"Happy Crimble, with love from us to you!" exclaims the Beatles website, announcing that Christmas is coming early for fans of the pop pioneers: The entire Beatles catalog will be available to stream on subscription services "the minute Christmas Eve arrives." Starting at 12:01 a.m. in every time zone on Dec. 24, fans can deck their halls with such festive Christmas classics as "Yellow Submarine," "Rocky Raccoon," "Maxwell's Silver Hammer" and "Eleanor Rigby." Maybe throw a little "Norwegian Wood" on the fire? Whatever sets the Crimble mood.
"It's a pretty historic moment," Grace Kim, a Tidal spokesperson, told Mic. "For this team and these artists to want to come onto streaming and make this music accessible to fans ... it's a very exciting time for us," she said. "It feels right."
"There's probably no better gift in the music world," she added.

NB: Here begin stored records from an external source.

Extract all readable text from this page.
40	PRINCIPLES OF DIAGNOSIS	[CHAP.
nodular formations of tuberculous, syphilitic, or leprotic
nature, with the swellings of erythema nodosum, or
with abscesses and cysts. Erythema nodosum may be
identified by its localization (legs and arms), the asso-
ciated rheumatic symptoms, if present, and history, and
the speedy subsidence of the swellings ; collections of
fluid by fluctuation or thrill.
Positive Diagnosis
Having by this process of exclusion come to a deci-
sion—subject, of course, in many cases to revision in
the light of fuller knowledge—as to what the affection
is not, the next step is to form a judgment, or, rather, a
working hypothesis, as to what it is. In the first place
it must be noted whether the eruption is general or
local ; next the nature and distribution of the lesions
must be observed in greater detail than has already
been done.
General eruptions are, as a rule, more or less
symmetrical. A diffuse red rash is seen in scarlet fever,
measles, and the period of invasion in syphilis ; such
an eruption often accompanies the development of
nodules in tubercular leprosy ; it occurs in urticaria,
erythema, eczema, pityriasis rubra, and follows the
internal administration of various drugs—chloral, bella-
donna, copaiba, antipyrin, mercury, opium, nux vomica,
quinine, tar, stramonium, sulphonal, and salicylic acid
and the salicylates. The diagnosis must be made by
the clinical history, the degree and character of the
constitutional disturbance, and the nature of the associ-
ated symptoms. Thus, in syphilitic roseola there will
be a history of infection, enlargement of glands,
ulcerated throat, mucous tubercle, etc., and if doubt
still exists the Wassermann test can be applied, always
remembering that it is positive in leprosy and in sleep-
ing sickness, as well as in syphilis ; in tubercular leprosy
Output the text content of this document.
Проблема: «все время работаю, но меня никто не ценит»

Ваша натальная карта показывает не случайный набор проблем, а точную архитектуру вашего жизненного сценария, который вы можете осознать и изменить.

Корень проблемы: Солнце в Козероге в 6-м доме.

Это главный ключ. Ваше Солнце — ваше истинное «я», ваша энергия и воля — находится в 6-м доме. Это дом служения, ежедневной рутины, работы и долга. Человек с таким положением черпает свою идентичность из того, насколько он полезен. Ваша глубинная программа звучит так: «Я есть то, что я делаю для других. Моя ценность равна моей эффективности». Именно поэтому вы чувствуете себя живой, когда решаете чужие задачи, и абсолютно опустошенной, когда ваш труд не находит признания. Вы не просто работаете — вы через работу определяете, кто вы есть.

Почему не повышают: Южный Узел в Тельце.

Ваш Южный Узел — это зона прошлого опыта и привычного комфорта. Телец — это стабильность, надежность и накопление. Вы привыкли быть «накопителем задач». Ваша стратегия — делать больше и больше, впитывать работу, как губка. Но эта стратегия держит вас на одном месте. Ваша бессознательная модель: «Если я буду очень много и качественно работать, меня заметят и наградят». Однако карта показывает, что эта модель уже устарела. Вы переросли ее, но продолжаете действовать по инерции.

Jay Z-owned Tidal is a streaming service that features high-fidelity sound and is curated by artists to include music, videos and exclusive editorial content. Celebrity shareholders include Kanye West, Madonna, Alicia Keys and Daft Punk, and while membership is somewhat pricey — $9.99 for a premium membership; $19.99 for a HiFi membership — the CD-quality sound may prove worth it for music buffs. Other listening options include Apple Music, Deezer, Google Play, Microsoft Groove, Amazon Prime, Rhapsody, Spotify and Slacker.
Why now? The thing about the Beatles' music is that none of the surviving band members (Starr and McCartney) currently own it. The rights to most of the Beatles catalog went to Michael Jackson in 1985, when he purchased ATV — the previous rights-holder — at auction, outbidding McCartney and effectively ending what had been a burgeoning friendship. Jackson merged ATV with Sony Music a decade later. The rights still sit with Sony/ATV, although the legal situation is complicated due to the staggering debt Jackson left after he passed away in 2009. McCartney will begin to get rights to the Beatles catalog back in 2018, per the U.S. Copyright Act. The reasoning behind the decision to stream the backlog is unclear, but hey, it's best not to look a gift horse in the mouth.
Dec. 23, 2015, 11:08 a.m.: This story has been updated to include the name of Tidal's spokesperson.